McCormick provided an example, citing the 2018 New Jersey Democratic primary ballot from Camden County.
She pointed out that nine candidates were grouped on the ‘county line’ in ‘Column 2,’ while the remaining fifteen candidates were scattered across eight mostly empty columns.
This arrangement, she argued, gives an unfair advantage to those on the county line while subjecting independent candidates to an inexplicable disadvantage.
Furthermore, critics argue that this system has historically favored party-endorsed candidates, creating an imbalance that skews election outcomes.
Professor Julia Sass Rubin of Rutgers University and the Princeton School of Public and International Affairs conducted a comprehensive review of primary ballots across all fifty states and the District of Columbia.
She found that New Jersey’s ballot design substantially differed from other states, with a focus on the “county line” system that favored party-endorsed candidates.
McCormick claimed this system disadvantaged candidates like Senator Bernie Sanders in both the 2016 and 2020 Democratic primaries in New Jersey.
While some hope for a legislative remedy to this issue, with State Senator Shirley Turner proposing a bill to address the situation, many remain skeptical of lawmakers’ willingness to dismantle a system that grants them power.
McCormick suggested an alternative approach, urging progressive Democrats to unite to get a slate of like-minded contenders on the ballot, subsequently working towards changing the existing election laws from within the system.

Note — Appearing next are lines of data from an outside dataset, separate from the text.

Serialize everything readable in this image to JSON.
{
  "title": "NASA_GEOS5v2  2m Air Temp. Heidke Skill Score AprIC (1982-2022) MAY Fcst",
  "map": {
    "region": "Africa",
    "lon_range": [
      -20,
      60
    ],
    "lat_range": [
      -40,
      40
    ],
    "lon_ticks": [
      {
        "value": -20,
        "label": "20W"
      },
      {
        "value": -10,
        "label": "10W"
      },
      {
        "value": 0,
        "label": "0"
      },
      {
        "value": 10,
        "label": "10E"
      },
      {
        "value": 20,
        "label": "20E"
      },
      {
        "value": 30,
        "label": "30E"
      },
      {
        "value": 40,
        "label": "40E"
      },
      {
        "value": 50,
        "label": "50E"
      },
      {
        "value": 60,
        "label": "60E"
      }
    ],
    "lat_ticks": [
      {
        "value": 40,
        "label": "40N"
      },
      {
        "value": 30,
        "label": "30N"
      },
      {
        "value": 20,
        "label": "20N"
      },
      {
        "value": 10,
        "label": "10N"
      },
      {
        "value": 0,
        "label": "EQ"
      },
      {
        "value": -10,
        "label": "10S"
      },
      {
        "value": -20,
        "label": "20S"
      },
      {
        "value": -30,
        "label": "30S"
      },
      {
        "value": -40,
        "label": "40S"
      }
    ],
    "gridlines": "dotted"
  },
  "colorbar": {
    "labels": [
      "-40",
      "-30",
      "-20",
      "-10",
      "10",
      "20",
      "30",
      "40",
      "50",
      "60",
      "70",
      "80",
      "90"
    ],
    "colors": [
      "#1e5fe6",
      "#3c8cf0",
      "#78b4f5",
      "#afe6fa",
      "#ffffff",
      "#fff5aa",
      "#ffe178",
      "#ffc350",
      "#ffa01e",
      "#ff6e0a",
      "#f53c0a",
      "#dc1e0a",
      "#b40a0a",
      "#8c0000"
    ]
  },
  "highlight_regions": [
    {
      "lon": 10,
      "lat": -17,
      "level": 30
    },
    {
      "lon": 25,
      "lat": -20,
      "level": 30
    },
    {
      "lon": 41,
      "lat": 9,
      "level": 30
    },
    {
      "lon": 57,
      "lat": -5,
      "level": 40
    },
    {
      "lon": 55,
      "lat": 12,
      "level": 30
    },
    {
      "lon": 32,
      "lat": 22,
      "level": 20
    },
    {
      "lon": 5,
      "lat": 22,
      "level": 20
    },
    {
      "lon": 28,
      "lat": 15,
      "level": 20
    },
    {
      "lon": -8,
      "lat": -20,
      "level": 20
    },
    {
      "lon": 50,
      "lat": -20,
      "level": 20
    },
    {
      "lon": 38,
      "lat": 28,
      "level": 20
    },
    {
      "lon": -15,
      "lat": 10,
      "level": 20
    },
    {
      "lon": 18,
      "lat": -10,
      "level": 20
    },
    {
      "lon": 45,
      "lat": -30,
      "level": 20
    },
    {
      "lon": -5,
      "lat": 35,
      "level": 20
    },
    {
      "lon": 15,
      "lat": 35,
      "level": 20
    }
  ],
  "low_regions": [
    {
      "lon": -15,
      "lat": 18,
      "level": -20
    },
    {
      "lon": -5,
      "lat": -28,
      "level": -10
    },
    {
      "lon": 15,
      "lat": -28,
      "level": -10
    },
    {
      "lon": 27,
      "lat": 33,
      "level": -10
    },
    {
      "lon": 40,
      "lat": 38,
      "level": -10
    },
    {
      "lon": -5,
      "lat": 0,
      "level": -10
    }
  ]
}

“We were right to challenge what is fundamentally a system that allows the most powerful to cheat those who have the least amount of power,” said McCormick, who appears undaunted. “The fight for fair and equitable elections in New Jersey may continue, but the missed opportunity for the Supreme Court to address this issue is a significant setback for those seeking to reform the state’s electoral process.”